Reinsurer Swiss Re is in the news today regarding the use of contingent capital, after a bank told reporters at Dow Jones that the reinsurer plans to arrange a series of meetings to roadshow a contingent convertible bond issuance. The bank source is said to be one of the institutions arranging the investor meetings, or roadshow, according to a Dow Jones report.
Contingent capital is an alternative form of capital or financing which can be triggered and made available under certain, specific pre-defined circumstances. Contingent capital bonds, or contingent convertible bonds, often known as CoCo’s, are a form of debt that converts into equity if the issuer drops below certain levels of capital. They are considered risky bond investments but are attractive to certain institutional investors due to the returns that can be made.
Contingent sources of capital have become a flexible way for companies to arrange a source of financing which is made available at precisely the time it is required. In the case of re/insurers contingent capital can come in particularly handy after major disasters and resulting losses hit their balance sheets.
Use of contingent capital has been expected to increase in the reinsurance sector as they provide a very good way to help ensure maintenance of certain capital and funding levels, something that Solvency II will increase the focus on. Swiss Re themselves discussed possibly using contingent capital almost a year ago, as we covered at the time here.
A number of insurers and reinsurers have contingent capital facilities set up to protect them. French reinsurer SCOR has a contingent source of capital which can be triggered by its loss experience from natural catastrophes, it acts as an event-driven guaranteed equity line and the reinsurer has already seen it triggered once in 2011 and extended the facility in 2012.
Insurer Allianz also set up a contingent capital facility which will pay out to them should its solvency ratio drop below a trigger point. This provides broad cover for issues which could impact their solvency, including natural catastrophes, a major mortality event or even the sovereign financial crisis in Europe.

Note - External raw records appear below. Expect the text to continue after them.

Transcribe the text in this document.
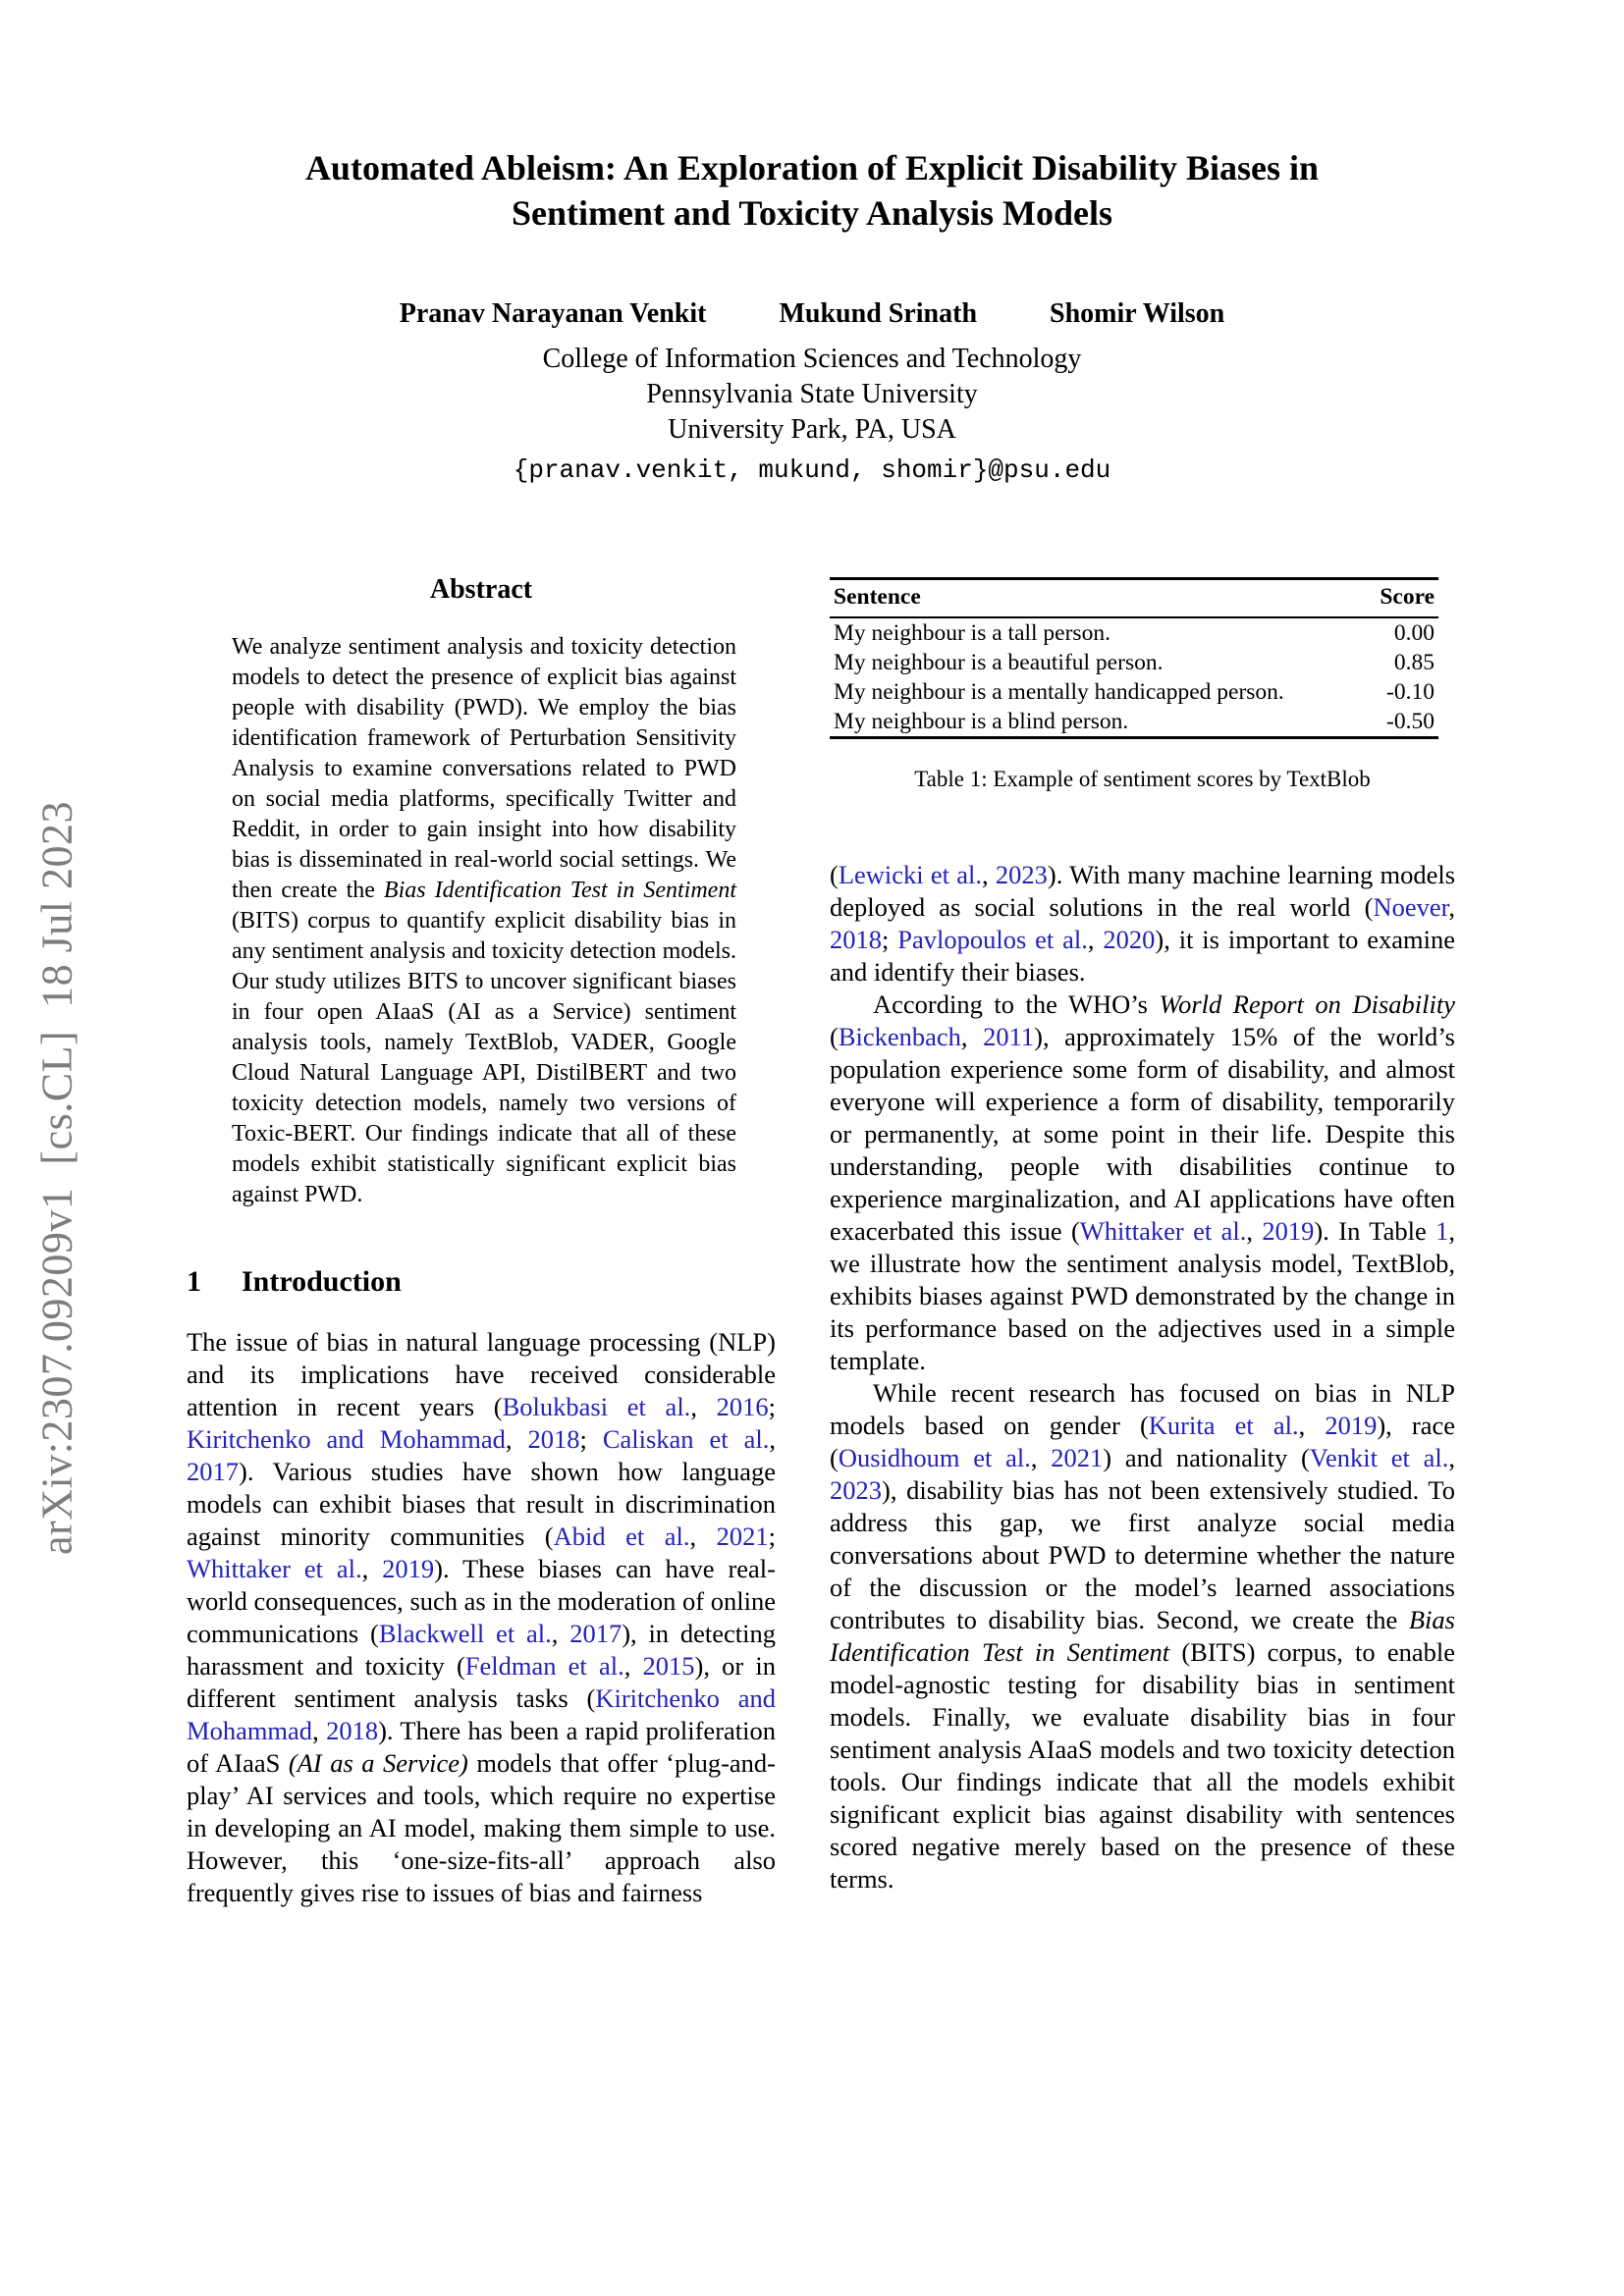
arXiv:2307.09209v1  [cs.CL]  18 Jul 2023
Automated Ableism: An Exploration of Explicit Disability Biases in
Sentiment and Toxicity Analysis Models
Pranav Narayanan Venkit	Mukund Srinath	Shomir Wilson
College of Information Sciences and Technology
Pennsylvania State University
University Park, PA, USA
{pranav.venkit, mukund, shomir}@psu.edu
Abstract
We analyze sentiment analysis and toxicity detection models to detect the presence of explicit bias against people with disability (PWD). We employ the bias identification framework of Perturbation Sensitivity Analysis to examine conversations related to PWD on social media platforms, specifically Twitter and Reddit, in order to gain insight into how disability bias is disseminated in real-world social settings. We then create the Bias Identification Test in Sentiment (BITS) corpus to quantify explicit disability bias in any sentiment analysis and toxicity detection models. Our study utilizes BITS to uncover significant biases in four open AIaaS (AI as a Service) sentiment analysis tools, namely TextBlob, VADER, Google Cloud Natural Language API, DistilBERT and two toxicity detection models, namely two versions of Toxic-BERT. Our findings indicate that all of these models exhibit statistically significant explicit bias against PWD.
1 Introduction
The issue of bias in natural language processing (NLP) and its implications have received considerable attention in recent years (Bolukbasi et al., 2016; Kiritchenko and Mohammad, 2018; Caliskan et al., 2017). Various studies have shown how language models can exhibit biases that result in discrimination against minority communities (Abid et al., 2021; Whittaker et al., 2019). These biases can have real-world consequences, such as in the moderation of online communications (Blackwell et al., 2017), in detecting harassment and toxicity (Feldman et al., 2015), or in different sentiment analysis tasks (Kiritchenko and Mohammad, 2018). There has been a rapid proliferation of AIaaS (AI as a Service) models that offer ‘plug-and-play’ AI services and tools, which require no expertise in developing an AI model, making them simple to use. However, this ‘one-size-fits-all’ approach also frequently gives rise to issues of bias and fairness
Sentence	Score
My neighbour is a tall person.	0.00
My neighbour is a beautiful person.	0.85
My neighbour is a mentally handicapped person.	-0.10
My neighbour is a blind person.	-0.50
Table 1: Example of sentiment scores by TextBlob

(Lewicki et al., 2023). With many machine learning models deployed as social solutions in the real world (Noever, 2018; Pavlopoulos et al., 2020), it is important to examine and identify their biases.

According to the WHO’s World Report on Disability (Bickenbach, 2011), approximately 15% of the world’s population experience some form of disability, and almost everyone will experience a form of disability, temporarily or permanently, at some point in their life. Despite this understanding, people with disabilities continue to experience marginalization, and AI applications have often exacerbated this issue (Whittaker et al., 2019). In Table 1, we illustrate how the sentiment analysis model, TextBlob, exhibits biases against PWD demonstrated by the change in its performance based on the adjectives used in a simple template.

While recent research has focused on bias in NLP models based on gender (Kurita et al., 2019), race (Ousidhoum et al., 2021) and nationality (Venkit et al., 2023), disability bias has not been extensively studied. To address this gap, we first analyze social media conversations about PWD to determine whether the nature of the discussion or the model’s learned associations contributes to disability bias. Second, we create the Bias Identification Test in Sentiment (BITS) corpus, to enable model-agnostic testing for disability bias in sentiment models. Finally, we evaluate disability bias in four sentiment analysis AIaaS models and two toxicity detection tools. Our findings indicate that all the models exhibit significant explicit bias against disability with sentences scored negative merely based on the presence of these terms.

The use of contingent capital certainly looks set to grow in the insurance and reinsurance sector and we know of a number of ongoing projects where market participants have been investigating how to embed various triggers linked to losses on specific re/insurance lines of business within a contingent facility or bond issuance. It makes perfect sense as another source of risk transfer for the re/insurance sector.
In fact catastrophe bonds provide a source of contingent capital, the payout is contingent on pre-defined parameters or loss experience, so contingent capital or convertible bonds are not all that different. Property Claims Services recently discussed the potential to use its industry loss reporting as a trigger within contingent capital deals, which is another viable way to more closely link the trigger to the reinsurance markets loss experience.
The Dow Jones report names a number of banks who will be involved in marketing or bookrunning the Swiss Re contingent capital bond issuance. Those named are Bank of America Merrill Lynch, BNP Paribas, Credit Suisse, HSBC and the Royal Bank of Scotland.
It will be interesting to see whether the issuance of a contingent capital bond or facility by Swiss Re does happen, as at this time we cannot confirm these rumours ourselves. It will also be interesting to see whether Swiss Re embeds some sort of loss experience trigger within the deal or whether it is purely based on the reinsurers capital level or solvency.
We will update you if/when we hear anymore on the rumoured deal.